C’est le niveau des dépenses publiques plus que celui des déficits qui pose problème. Dès lors, la question du rythme mérite d’être débattue pour les pays comme l’Espagne, le Portugal, l’Irlande ou le Royaume-Uni qui ont engagé des réformes structurelles très profondes et ont un niveau de dépenses publiques inférieur au nôtre. Mais évitons les faux débats : la question ne se pose absolument pas en France où les efforts nécessaires en matière de réduction des dépenses n’ont pas encore vraiment commencé ! Les dépenses publiques représenteront en France 56% du PIB en 2013, contre 42% en moyenne dans l’OCDE ou 45% en Allemagne. C’est plus de 200 milliards d’euros d’écart avec notre voisin chaque année ! Si vous cumulez l’effet négatif d’une telle divergence sur 20 ans, vous avez l’explication de notre perte de compétitivité. Les chefs d’entreprise se demandent avec inquiétude comment sera financé le budget 2014 alors que l’objectif du budget 2013 d’un déficit à 3,7 % semble difficilement atteignable. Si le gouvernement continue d’accroître les prélèvements sur les entreprises, dont les marges sont déjà les plus faibles d’Europe, cela va ralentir la reprise, aggraver le dérapage budgétaire et menacer la cohésion européenne.
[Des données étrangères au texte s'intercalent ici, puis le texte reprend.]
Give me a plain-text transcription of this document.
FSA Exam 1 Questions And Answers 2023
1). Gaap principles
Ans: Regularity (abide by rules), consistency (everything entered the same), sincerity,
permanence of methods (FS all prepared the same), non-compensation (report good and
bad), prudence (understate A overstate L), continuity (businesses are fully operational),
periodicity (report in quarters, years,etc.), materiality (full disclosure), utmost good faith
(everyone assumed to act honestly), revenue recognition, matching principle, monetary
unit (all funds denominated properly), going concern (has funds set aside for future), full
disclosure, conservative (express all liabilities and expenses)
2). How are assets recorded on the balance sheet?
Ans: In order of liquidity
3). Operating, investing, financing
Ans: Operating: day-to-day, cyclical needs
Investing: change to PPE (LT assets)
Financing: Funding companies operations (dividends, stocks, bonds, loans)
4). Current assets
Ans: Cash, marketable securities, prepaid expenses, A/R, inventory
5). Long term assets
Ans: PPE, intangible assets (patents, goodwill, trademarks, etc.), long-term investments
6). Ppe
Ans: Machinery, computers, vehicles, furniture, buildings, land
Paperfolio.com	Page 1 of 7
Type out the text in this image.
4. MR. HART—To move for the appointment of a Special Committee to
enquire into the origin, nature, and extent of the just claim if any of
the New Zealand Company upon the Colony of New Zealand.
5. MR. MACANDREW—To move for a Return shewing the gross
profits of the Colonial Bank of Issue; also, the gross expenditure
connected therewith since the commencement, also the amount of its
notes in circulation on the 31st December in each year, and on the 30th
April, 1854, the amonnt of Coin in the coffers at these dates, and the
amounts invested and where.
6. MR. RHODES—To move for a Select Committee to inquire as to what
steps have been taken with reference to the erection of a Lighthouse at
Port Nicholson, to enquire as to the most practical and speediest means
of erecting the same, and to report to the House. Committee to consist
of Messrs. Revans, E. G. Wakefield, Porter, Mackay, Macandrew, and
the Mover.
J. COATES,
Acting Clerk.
Comment la politique fiscale actuelle se traduit-elle pour un groupe comme AXA ?
Nous sommes fiers de nos racines françaises, prêts à faire des efforts mais préoccupés par la perte de compétitivité que les charges créées depuis 2 ans font peser sur les activités de services financiers comme les nôtres. Prenez le crédit impôt compétitivité. Non seulement il ne nous rapporte rien, mais en plus il nous coûte une trentaine de millions d’euros par an du fait de l’augmentation de la TVA que nous ne récupérons pas. L’augmentation de la taxe sur les salaires, taxe qui n’a aucun équivalent en Europe, va représenter un effort de plusieurs dizaines de millions d’euros par an. En impôts et taxes, nous avons versé l’an dernier plus de 2 milliards d’euros pour un résultat net de nos activités françaises d’environ 1 milliard. Cette charge s’est alourdie de 170 millions sous l’effet des nouvelles mesures. Dans les 57 pays où nous sommes présents, la France est celui où l’on paie le plus de charges sociales et fiscales. C’est donc une situation tout à fait spécifique, et ces prélèvements sont autant d’argent que nous ne pouvons pas consacrer au financement de l’économie française et au développement de l’emploi.
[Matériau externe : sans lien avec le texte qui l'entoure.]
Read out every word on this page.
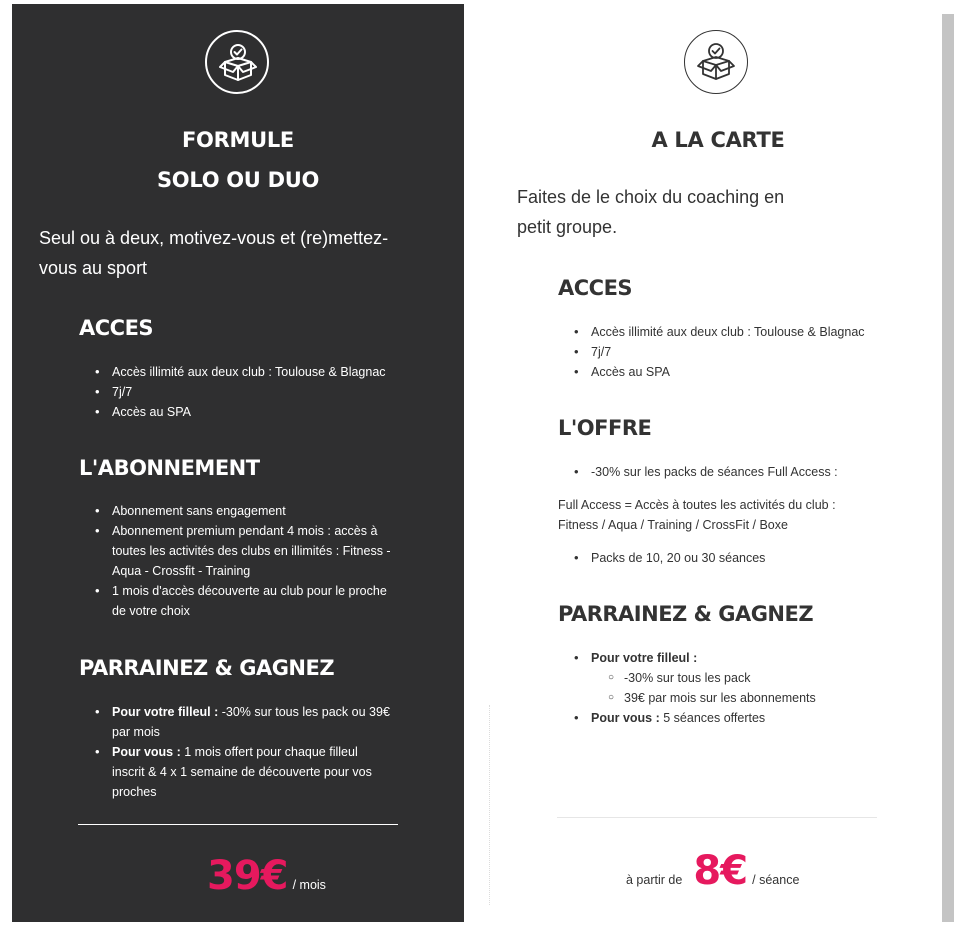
FORMULE
SOLO OU DUO
Seul ou à deux, motivez-vous et (re)mettez-
vous au sport
ACCES
• Accès illimité aux deux club : Toulouse & Blagnac
• 7j/7
• Accès au SPA
L'ABONNEMENT
• Abonnement sans engagement
• Abonnement premium pendant 4 mois : accès à toutes les activités des clubs en illimités : Fitness - Aqua - Crossfit - Training
• 1 mois d'accès découverte au club pour le proche de votre choix
PARRAINEZ & GAGNEZ
• Pour votre filleul : -30% sur tous les pack ou 39€ par mois
• Pour vous : 1 mois offert pour chaque filleul inscrit & 4 x 1 semaine de découverte pour vos proches
39€ / mois
A LA CARTE
Faites de le choix du coaching en
petit groupe.
ACCES
• Accès illimité aux deux club : Toulouse & Blagnac
• 7j/7
• Accès au SPA
L'OFFRE
• -30% sur les packs de séances Full Access :
Full Access = Accès à toutes les activités du club :
Fitness / Aqua / Training / CrossFit / Boxe
• Packs de 10, 20 ou 30 séances
PARRAINEZ & GAGNEZ
• Pour votre filleul :
○ -30% sur tous les pack
○ 39€ par mois sur les abonnements
• Pour vous : 5 séances offertes
à partir de 8€ / séance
AXA achète-t-il encore de la dette d’Etat française ?
Nous sommes toujours parmi les premiers détenteurs de dette publique française, mais nous tirons aussi les conséquences logiques de notre analyse…
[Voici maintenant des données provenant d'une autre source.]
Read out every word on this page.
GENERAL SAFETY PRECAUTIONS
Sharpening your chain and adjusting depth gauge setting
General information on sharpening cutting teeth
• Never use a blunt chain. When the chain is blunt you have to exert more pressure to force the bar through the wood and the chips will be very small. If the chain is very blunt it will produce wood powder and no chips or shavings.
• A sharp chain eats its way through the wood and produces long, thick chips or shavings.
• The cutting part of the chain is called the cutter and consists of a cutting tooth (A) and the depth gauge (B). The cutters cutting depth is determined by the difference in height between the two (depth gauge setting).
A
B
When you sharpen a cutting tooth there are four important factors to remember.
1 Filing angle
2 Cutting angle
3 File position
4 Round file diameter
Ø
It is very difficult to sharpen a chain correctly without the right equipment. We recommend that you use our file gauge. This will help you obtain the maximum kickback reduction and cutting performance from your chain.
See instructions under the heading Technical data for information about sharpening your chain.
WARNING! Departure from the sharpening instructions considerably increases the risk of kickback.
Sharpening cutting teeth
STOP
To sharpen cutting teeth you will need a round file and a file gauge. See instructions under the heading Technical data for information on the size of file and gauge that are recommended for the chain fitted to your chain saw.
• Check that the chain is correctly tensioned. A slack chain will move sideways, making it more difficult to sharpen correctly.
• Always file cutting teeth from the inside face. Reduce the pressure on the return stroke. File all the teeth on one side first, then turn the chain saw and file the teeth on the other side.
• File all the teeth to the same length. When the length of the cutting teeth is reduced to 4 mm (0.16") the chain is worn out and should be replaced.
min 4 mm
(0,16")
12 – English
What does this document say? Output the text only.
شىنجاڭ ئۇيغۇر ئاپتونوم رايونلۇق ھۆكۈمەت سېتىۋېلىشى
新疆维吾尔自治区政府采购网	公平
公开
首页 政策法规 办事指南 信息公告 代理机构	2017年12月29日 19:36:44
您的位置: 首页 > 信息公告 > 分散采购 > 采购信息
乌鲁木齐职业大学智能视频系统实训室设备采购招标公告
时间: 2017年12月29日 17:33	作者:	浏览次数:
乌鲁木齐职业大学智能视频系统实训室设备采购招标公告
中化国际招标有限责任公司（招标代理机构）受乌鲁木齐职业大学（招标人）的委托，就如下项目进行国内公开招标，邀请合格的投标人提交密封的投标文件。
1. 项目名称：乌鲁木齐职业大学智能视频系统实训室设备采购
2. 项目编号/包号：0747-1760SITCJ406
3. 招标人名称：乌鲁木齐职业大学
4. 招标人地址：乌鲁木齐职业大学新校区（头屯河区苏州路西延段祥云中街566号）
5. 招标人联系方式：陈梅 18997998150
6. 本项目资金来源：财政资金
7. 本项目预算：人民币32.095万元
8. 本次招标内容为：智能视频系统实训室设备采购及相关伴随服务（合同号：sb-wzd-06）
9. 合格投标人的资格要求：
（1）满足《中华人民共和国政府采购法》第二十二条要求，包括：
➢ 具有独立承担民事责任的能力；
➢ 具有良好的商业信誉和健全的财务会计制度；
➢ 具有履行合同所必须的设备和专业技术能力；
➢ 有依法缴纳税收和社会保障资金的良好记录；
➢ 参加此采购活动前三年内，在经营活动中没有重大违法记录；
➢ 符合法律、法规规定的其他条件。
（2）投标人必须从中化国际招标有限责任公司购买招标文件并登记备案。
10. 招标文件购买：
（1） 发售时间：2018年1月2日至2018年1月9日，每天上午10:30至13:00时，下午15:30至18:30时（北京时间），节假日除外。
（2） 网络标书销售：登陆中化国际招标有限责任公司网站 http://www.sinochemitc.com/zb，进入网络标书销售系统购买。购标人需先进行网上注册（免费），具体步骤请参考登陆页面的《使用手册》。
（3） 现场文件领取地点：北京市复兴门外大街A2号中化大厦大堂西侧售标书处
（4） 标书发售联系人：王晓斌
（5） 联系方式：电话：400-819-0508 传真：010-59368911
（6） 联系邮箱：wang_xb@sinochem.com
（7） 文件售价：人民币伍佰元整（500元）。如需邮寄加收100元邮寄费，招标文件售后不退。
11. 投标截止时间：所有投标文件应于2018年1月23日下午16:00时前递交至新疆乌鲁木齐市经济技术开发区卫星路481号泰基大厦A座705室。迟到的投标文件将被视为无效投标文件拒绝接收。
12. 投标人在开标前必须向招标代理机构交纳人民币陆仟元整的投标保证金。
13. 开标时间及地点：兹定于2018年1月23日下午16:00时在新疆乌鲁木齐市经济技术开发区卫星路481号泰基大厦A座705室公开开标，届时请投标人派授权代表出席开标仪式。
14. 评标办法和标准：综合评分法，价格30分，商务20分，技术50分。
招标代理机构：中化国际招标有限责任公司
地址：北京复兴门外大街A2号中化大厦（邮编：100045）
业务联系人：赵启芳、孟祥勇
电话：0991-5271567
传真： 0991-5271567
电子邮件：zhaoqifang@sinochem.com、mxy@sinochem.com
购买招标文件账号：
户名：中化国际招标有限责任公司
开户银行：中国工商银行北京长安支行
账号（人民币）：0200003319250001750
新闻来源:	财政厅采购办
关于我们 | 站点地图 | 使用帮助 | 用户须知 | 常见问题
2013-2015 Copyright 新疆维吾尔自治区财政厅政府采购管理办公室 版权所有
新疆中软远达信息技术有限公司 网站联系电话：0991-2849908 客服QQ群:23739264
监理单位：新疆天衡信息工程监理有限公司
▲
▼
Comment jugez-vous la taxe sur les transactions financières ?
Si vous évoquez le projet conjoint à 11 pays, c’est une idée démagogique, donc dangereuse. Je suis très surpris et déçu que la France soutienne une telle initiative alors que son secteur financier est l’un des atouts pour sa compétitivité. Les banques et les assureurs français ont mieux traversé la crise que les institutions financières de l’ensemble des autres pays européens. Nous nous tirons une balle dans le pied, car la réalité, c’est que nous allons fragiliser l’un de nos fleurons et favoriser les places financières situées hors des pays volontaires.
Que pensez-vous des recommandations du rapport Berger-Lefebvre sur l’épargne longue ?
Nous partageons largement le constat fait par ce rapport, à savoir qu’il est essentiel de favoriser l’épargne longue pour retrouver la croissance. Les préconisations sont raisonnables et vont dans le sens des recommandations que nous faisons déjà à nos clients. Si l’on veut espérer un meilleur rendement, il faut accepter de prendre plus de risques et d’avoir moins de liquidité.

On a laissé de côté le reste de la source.